The Knesset speaker also expressed his hope that the moral voice of Foreign Minister Peres in Yugoslavia and help speed the end of conflict there.

Likud member Dov Shilansky said the Knesset and the Jewish people have always demonstrated supreme sensitivity to any form of inhuman conduct.

He called on all the Jews of the former Yugoslavian state to disengage themselves from the “Pompeii complex of life near a volcano” and immigrate to Israel.

The American Jewish Joint Distribution Committee, which has been involved since the beginning of May in relief efforts and in helping Jews escape from Bosnia, welcomed the news that Israel intends to join in the relief effort.

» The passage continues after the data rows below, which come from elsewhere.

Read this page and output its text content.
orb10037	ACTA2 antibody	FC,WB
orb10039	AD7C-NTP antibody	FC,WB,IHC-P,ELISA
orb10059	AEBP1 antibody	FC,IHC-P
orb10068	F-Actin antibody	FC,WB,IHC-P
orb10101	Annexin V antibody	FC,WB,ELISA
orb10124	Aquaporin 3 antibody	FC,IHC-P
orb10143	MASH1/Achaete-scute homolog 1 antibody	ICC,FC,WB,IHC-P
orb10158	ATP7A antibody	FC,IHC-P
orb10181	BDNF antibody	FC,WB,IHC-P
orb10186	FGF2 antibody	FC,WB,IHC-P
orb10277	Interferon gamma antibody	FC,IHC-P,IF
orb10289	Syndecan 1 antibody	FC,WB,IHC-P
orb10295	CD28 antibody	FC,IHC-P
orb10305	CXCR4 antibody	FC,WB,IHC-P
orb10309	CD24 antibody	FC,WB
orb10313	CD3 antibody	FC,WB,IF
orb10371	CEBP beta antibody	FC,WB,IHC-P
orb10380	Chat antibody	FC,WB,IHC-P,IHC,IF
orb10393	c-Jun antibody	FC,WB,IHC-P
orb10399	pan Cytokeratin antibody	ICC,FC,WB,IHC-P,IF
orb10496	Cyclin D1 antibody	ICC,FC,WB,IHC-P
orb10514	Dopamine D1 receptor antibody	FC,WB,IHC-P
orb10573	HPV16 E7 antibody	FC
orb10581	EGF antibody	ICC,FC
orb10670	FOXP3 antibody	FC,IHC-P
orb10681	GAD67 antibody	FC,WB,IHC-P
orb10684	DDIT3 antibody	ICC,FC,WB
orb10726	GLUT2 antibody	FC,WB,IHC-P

“We’re glad that the government of Israel is also making arrangements. But we are going to continue with our operations” said JDC Executive Vice President Michael Schneider in New York.

According to Schneider, there are some 400 Jews remaining in Bosnia.

During the first two-and-a-half weeks in May, said Schneider, the organization chartered airplanes and brought out in three flights some 600 Jews, 80 non-Jewish children and one Righteous Gentile family that had requested to go along. The planes flew to Belgrade from the Sarajevo airport, which was still open at the time.

The flights, Schneider added, had been arranged by members of the local community and JDC advisers, who had helped in negotiations with the governments of Serbia, Bosnia and Croatia.

He said that many of the Jews who did not fly out at the time had been “hoping for a lull. They thought the situation would get better.”

Describing the current situation in Bosnia as “pretty precarious” and noting that there is an increased presence of sniper fire and land mines, Schneider said that Jews are now attempting on their own initiative to leave the ravaged region on overland routes.

He noted that some 100 Jews were recently picked up in Split, the Croatian city located on the Dalmatian coast. These families, he said, have since been moved to other parts of Croatia, including the capital, Zagreb, where they are being provided with temporary housing.

Jewish families in Belgrade are also being provided with shelter and are being given the opportunity to leave for Israel.

Schneider added that trucks bearing some five tons of food have just managed to reach Sarajevo via precarious overland routes. He emphasized that the relief packages will be distributed on the basis of need, not religious affiliation.

He denied the presence of anti-Semitism in the Bosnian upheaval. “There is no evidence whatsoever of anything being directed specifically at Jews,” he said. “But what we are worried about is Jews being caught in a cross fire in a situation in which they are totally neutral.”

(JTA correspondent Mitchell Danow in New York contributed to this report.)